The second is to improve the brightness of the room itself. Proper wall and ceiling illumination is not just an aesthetic refinement. It raises background luminance, supports visual adaptation, and reduces the apparent harshness of the luminaires. In practice, this often results in offices that feel more balanced and comfortable.

The third is to carefully review the relationship between workstations and luminaires. Sometimes the problem is not solved by changing the product, but by reorganizing the linear layout, adjusting spacing, or preventing users from facing the most critical luminous direction.

The fourth is to balance direct and indirect light whenever the project typology supports it. A well-managed indirect component can substantially improve spatial perception without compromising task performance.

The fifth is to design not only for the horizontal plane, but also for cylindrical illuminance and modelling. Offices are social environments. People read documents, but they also read faces. Lighting that reduces UGR at the cost of visually flattening the occupants is not truly well resolved.

What to review on a datasheet to avoid buying marketing fiction

A professional specification process should never stop at a simplified UGR claim.

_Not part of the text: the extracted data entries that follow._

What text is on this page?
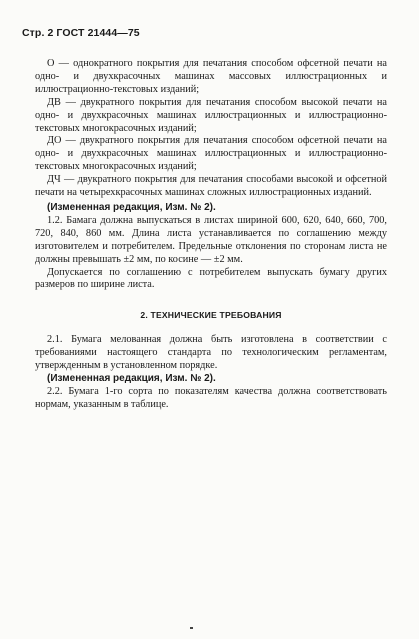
Стр. 2 ГОСТ 21444—75

О — однократного покрытия для печатания способом офсетной печати на одно- и двухкрасочных машинах массовых иллюстрационных и иллюстрационно-текстовых изданий;

ДВ — двукратного покрытия для печатания способом высокой печати на одно- и двухкрасочных машинах иллюстрационных и иллюстрационно-текстовых многокрасочных изданий;

ДО — двукратного покрытия для печатания способом офсетной печати на одно- и двухкрасочных машинах иллюстрационных и иллюстрационно-текстовых многокрасочных изданий;

ДЧ — двукратного покрытия для печатания способами высокой и офсетной печати на четырехкрасочных машинах сложных иллюстрационных изданий.

(Измененная редакция, Изм. № 2).

1.2. Бамага должна выпускаться в листах шириной 600, 620, 640, 660, 700, 720, 840, 860 мм. Длина листа устанавливается по соглашению между изготовителем и потребителем. Предельные отклонения по сторонам листа не должны превышать ±2 мм, по косине — ±2 мм.

Допускается по соглашению с потребителем выпускать бумагу других размеров по ширине листа.

2. ТЕХНИЧЕСКИЕ ТРЕБОВАНИЯ

2.1. Бумага мелованная должна быть изготовлена в соответствии с требованиями настоящего стандарта по технологическим регламентам, утвержденным в установленном порядке.

(Измененная редакция, Изм. № 2).

2.2. Бумага 1-го сорта по показателям качества должна соответствовать нормам, указанным в таблице.
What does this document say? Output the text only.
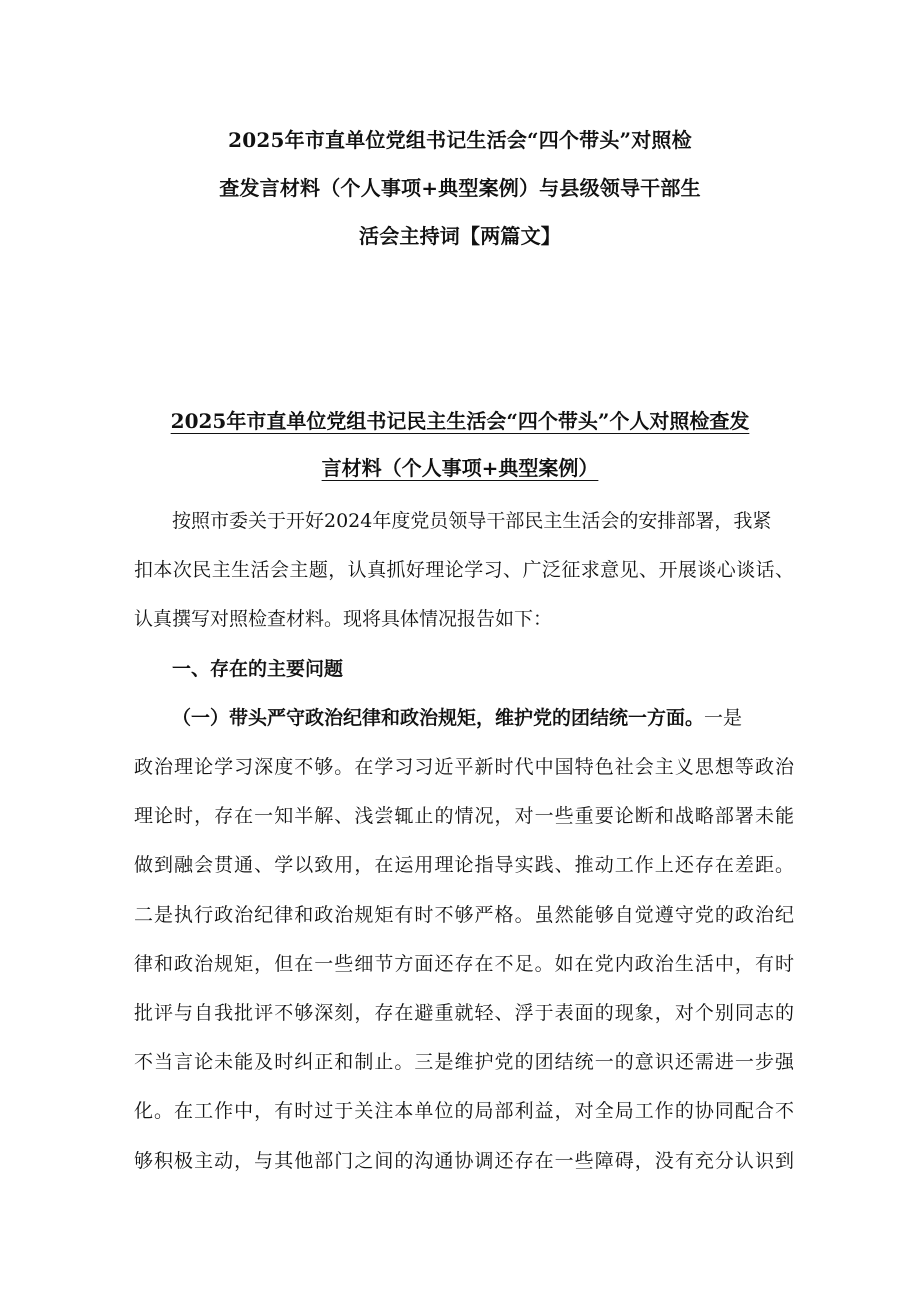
2025年市直单位党组书记生活会“四个带头”对照检
查发言材料（个人事项+典型案例）与县级领导干部生
活会主持词【两篇文】
2025年市直单位党组书记民主生活会“四个带头”个人对照检查发
言材料（个人事项+典型案例）
按照市委关于开好2024年度党员领导干部民主生活会的安排部署，我紧
扣本次民主生活会主题，认真抓好理论学习、广泛征求意见、开展谈心谈话、
认真撰写对照检查材料。现将具体情况报告如下：
一、存在的主要问题
（一）带头严守政治纪律和政治规矩，维护党的团结统一方面。一是
政治理论学习深度不够。在学习习近平新时代中国特色社会主义思想等政治
理论时，存在一知半解、浅尝辄止的情况，对一些重要论断和战略部署未能
做到融会贯通、学以致用，在运用理论指导实践、推动工作上还存在差距。
二是执行政治纪律和政治规矩有时不够严格。虽然能够自觉遵守党的政治纪
律和政治规矩，但在一些细节方面还存在不足。如在党内政治生活中，有时
批评与自我批评不够深刻，存在避重就轻、浮于表面的现象，对个别同志的
不当言论未能及时纠正和制止。三是维护党的团结统一的意识还需进一步强
化。在工作中，有时过于关注本单位的局部利益，对全局工作的协同配合不
够积极主动，与其他部门之间的沟通协调还存在一些障碍，没有充分认识到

At a minimum, one should review the UGR tables and their reference conditions, the optical system, the photometric distribution, the luminance at elevated angles, the actual luminaire flux, the behaviour in screen-based environments, and, in the case of linear products, the difference between longitudinal and transverse viewing directions.

It is also wise to verify the broader quality of the luminaire system: adequate CRI, flicker control, dimming compatibility, driver stability, and photometric consistency. In office environments, visual comfort never depends on a single number. Specifying by one simplified claim is a very efficient way to purchase avoidable problems wrapped in a polished datasheet.

A strong project does not chase a number, it builds visual comfort

The mature way to understand UGR in offices is to stop treating it as an isolated requirement and start treating it as an integrated design variable. The real objective is not simply to achieve "UGR<19" so that the project file looks compliant. The real objective is to ensure that users can work for long periods with less fatigue, fewer disturbing reflections, better legibility, stronger spatial perception, and greater visual stability.

EN 12464-1:2021 clearly points in that direction. It does not reward flat lighting or number-driven design. In practice, it rewards lighting that is technically coherent, spatially balanced, and aligned with the actual use of the room.

That is why, when designing an office with professional rigor, the right question is not merely which luminaire offers the lowest catalogue UGR value, but which solution delivers the best balance between glare control, spatial quality, modelling, visual performance, and architectural fit. That is the point where a project stops being merely compliant and starts becoming genuinely good.